Free Downloads: CE Marking Requirements for Cast Stone

Two new downloads have been added to the Procter Cast Stone website, both relating to CE marking of cast stone. The PDF table, decision tree and accompanying notes help architects and specifiers understand which British and European standards are applicable in different circumstances, and whether CE marking is illegal or necessary for compliance with the European Commission’s Construction Products Regulation (CPR).

For several years, there has been confusion among architects and specifiers, as well as manufacturers, trade bodies and others, about when cast stone units should be CE marked, and which standards are applicable. Now, following a thorough industry-wide consultation, UKCSA has published two documents to provide clarity.

The first is a table showing which standards apply and whether CE marking is illegal or necessary for compliance with the CPR. Various different scenarios are presented, so readers can readily determine what is required. For example, if the cast stone product is a standard item, offered to all customers, with a length of less than 650mm and reinforcement incorporated, then the applicable standard is BS 1217, Cast stone. Specification, and it would be illegal to apply the CE mark.
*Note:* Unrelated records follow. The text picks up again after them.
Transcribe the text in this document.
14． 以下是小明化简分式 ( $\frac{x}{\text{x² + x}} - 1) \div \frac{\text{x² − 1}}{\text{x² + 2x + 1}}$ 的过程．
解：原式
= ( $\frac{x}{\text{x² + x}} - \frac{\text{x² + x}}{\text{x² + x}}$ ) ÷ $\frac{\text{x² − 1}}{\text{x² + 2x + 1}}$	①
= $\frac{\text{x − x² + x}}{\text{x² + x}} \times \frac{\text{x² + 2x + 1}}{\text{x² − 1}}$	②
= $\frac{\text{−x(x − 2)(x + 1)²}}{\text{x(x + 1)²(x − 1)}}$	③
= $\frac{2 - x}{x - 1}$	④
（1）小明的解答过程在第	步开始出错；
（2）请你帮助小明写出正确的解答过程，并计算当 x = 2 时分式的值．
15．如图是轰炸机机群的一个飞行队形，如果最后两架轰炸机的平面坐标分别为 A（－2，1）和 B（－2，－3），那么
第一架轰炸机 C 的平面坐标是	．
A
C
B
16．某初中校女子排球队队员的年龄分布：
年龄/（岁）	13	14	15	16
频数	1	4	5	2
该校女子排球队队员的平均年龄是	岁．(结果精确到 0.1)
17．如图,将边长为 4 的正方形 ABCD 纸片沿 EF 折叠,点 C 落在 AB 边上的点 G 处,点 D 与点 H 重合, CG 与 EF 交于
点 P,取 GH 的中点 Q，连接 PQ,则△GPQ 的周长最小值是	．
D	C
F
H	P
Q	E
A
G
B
On the other hand, if the product is a standard ashlar block, offered to all customers, and the length is less than 650mm, then the applicable standard is BS EN 771-5, Specification for masonry units. Manufactured stone masonry units, and CE marking to the CPR is required. Note that as well as covering standard products, the table also shows what happens when cast stone products are manufactured to an individual customer’s requirements.
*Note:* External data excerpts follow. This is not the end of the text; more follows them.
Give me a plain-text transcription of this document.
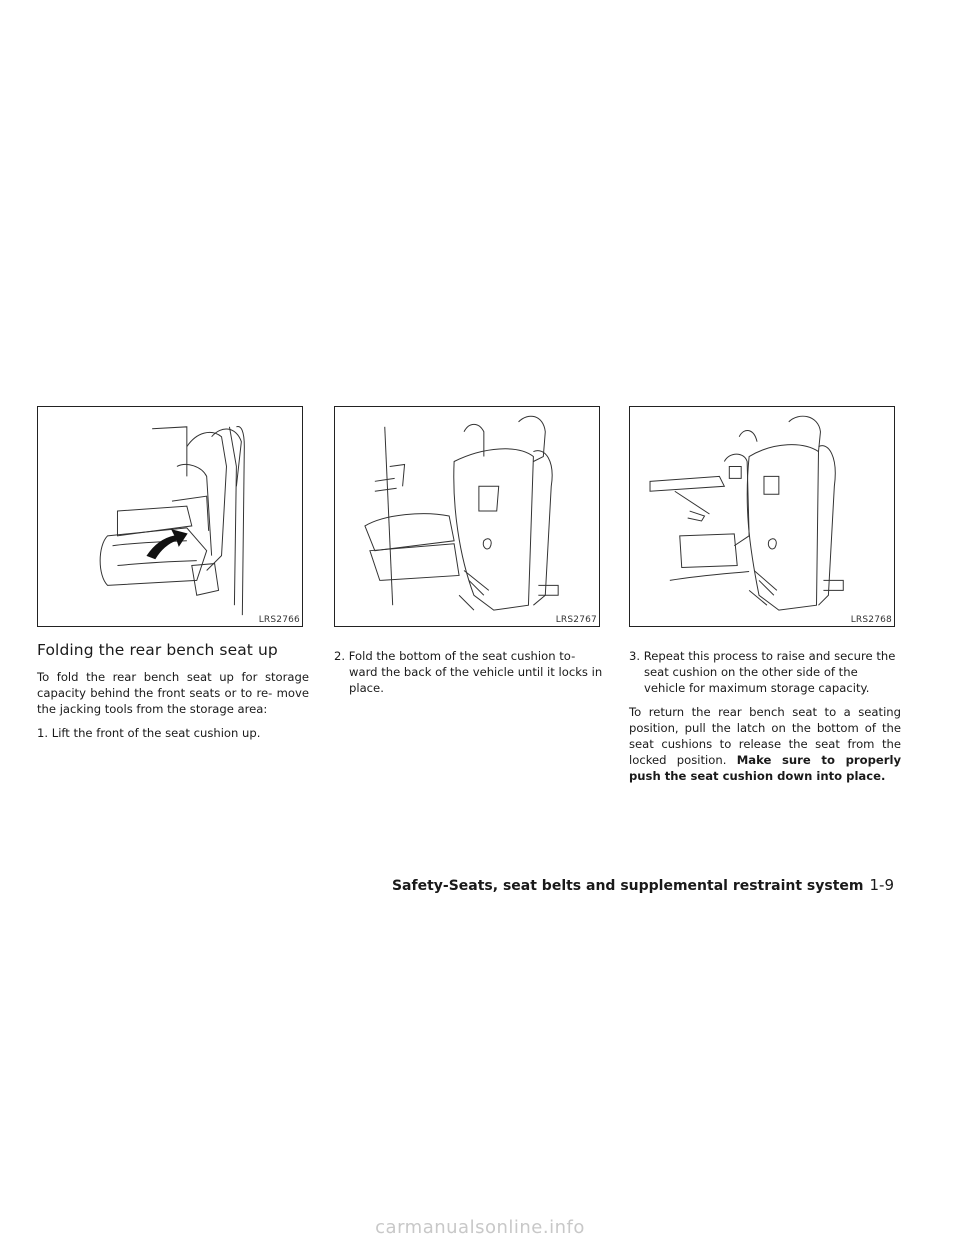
LRS2766	LRS2767	LRS2768
Folding the rear bench seat up

To fold the rear bench seat up for storage capacity behind the front seats or to re- move the jacking tools from the storage area:

1. Lift the front of the seat cushion up.

2. Fold the bottom of the seat cushion to- ward the back of the vehicle until it locks in place.

3. Repeat this process to raise and secure the seat cushion on the other side of the vehicle for maximum storage capacity.

To return the rear bench seat to a seating position, pull the latch on the bottom of the seat cushions to release the seat from the locked position. Make sure to properly push the seat cushion down into place.

Safety-Seats, seat belts and supplemental restraint system 1-9
carmanualsonline.info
A second document helps users to decide what is required by means of a decision tree, with straightforward questions and yes/no answers leading the way through the process.These two downloads are the latest additions to Procter Cast Stone’s online library that contains guides, tips and information for architects, specifiers, self-builders and installers. The website also has a photographic gallery, a broad selection of cast stone case studies, CAD file downloads and a list of British Standards, making it one of the most comprehensive resources for anyone interested in cast stone.